Веселье сделалось еще более шумным, когда, отвечая на вопрос Жана-Элуа, старик сказал, что вместе с внуками и правнуками семья его состоит из шестидесяти восьми человек. И, чтобы показать, что ему еще есть чем жевать, он пальцами раздвинул свои сморщенные губы и, улыбаясь, обнажил два отвратительных черных обломка.
Рассанфосс дал ему пять двадцатифранковых монет, а для остальных велел выкатить бочку пива и разрешил молодежи потанцевать на лужайке. Едва он это сказал, как веселый смех находившихся на террасе гостей передался всем этим загорелым, мускулистым детям земли, этой толпе крfснощеких увальней, которые то плясали, то начинали глазеть на господ, разинув рты, ухмыляясь только оттого, что в эту минуту смеялись те.
Но вдруг из лесистого оврага, обрамлявшего огромную скалу, раздались выстрелы. Жан-Элуа потряс кулаком.
- Слышите? Это опять они, эти проклятые браконьеры. Вы, конечно, скажете, что следовало бы оставить их в покое, пускай себе на здоровье бьют нашу дичь, - добавил он, повернувшись к Рети. - Не так ли?
Кадран, здоровенный детина, раскрасневшийся от вина и яств, крикнул, что самое разумное было бы открыть по ним огонь. У него, например, сторожам отдан приказ быть в этих случаях беспощадными. Что касается Акара-старшего, то он довольствовался тем, что в принадлежащих ему лесах старался расставить побольше капканов. И, двигая своими огромными, похожими на жернова челюстями так, как будто у него в зубах еще застряли остатки жаркого, - привычка, свойственная многим Акарам, которые, казалось, раздирали своими клыками человеческое мясо, - он с жестоким спокойствием добавил:
- И, знаете, это хорошо помогает. Человек восемнадцать на всю жизнь остались хромыми.

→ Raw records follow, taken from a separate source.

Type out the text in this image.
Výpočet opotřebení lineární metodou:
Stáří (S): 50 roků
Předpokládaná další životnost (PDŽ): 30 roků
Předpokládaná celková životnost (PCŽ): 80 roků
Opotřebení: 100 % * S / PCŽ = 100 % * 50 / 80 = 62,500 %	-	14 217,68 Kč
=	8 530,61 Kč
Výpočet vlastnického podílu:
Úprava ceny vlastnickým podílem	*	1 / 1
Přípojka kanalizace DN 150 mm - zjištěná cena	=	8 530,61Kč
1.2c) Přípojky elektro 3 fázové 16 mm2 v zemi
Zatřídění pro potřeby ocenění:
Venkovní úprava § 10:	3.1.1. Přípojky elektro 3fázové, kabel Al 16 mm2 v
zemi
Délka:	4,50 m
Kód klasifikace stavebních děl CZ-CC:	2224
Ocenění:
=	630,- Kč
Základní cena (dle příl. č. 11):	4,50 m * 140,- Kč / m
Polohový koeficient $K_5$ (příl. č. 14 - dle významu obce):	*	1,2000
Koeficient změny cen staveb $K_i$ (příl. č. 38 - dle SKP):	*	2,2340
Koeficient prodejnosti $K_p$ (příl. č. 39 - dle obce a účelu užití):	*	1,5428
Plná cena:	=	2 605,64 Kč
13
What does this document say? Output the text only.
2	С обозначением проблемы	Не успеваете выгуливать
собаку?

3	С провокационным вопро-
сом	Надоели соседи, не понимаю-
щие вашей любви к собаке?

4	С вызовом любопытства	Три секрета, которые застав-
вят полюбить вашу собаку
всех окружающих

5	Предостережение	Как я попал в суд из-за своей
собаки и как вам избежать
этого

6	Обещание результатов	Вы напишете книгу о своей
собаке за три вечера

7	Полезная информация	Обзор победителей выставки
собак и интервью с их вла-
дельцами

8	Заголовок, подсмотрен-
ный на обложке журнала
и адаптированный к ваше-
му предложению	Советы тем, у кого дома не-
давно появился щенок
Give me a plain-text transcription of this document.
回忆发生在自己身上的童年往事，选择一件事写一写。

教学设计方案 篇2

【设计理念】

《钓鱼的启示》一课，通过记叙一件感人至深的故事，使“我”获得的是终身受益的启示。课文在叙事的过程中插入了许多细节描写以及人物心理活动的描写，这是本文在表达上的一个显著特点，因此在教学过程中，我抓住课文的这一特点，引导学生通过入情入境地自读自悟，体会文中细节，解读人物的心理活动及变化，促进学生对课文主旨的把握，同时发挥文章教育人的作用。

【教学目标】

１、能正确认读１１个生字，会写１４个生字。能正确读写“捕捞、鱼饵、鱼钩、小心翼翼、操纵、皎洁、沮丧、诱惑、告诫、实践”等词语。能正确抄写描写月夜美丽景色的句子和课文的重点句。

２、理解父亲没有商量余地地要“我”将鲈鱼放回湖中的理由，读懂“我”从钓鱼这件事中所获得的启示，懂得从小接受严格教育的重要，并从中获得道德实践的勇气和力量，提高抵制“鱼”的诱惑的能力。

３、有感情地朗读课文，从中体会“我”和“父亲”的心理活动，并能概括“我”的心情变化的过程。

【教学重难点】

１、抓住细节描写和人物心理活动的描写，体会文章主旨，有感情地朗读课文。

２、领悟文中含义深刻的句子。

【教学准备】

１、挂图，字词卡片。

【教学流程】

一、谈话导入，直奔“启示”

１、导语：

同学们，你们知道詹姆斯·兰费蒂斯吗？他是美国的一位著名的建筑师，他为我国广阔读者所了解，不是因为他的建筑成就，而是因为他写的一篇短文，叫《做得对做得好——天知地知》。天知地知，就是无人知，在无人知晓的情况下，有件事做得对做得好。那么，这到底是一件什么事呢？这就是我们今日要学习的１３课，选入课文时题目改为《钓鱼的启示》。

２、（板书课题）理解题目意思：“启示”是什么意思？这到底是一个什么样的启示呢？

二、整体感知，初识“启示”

В эту минуту один из лакеев, войдя в комнату, что-то шепнул Жану-Элуа. Тот вздрогнул, нахмурился и несколько смущенно сказал:
- Господа, мы уже отомщены. Мои сторожа только что пристрелили одного из этих проходимцев. В конце концов не мы же ведь все это начали.
Известие это встревожило всех. Видно было, как бальные платья и фраки хлынули с террасы назад, в столовую. Барбары уже не было. Она пошла немного отдохнуть и просила г-жу Жан-Оноре извиниться за нее перед гостями. Среди всей суматохи, царившей вокруг стола, выделялась огромная фигура Антонена, сына Кадрана. Он уже наелся до отвала. Лицо его налилось кровью, но, несмотря на это, он все еще продолжал поглощать один кусок за другим, обильно орошая их вином. Он придвинул поближе все сладкие блюда и, влив в себя неслыханное количество вина, набивал едою свое ненасытное брюхо.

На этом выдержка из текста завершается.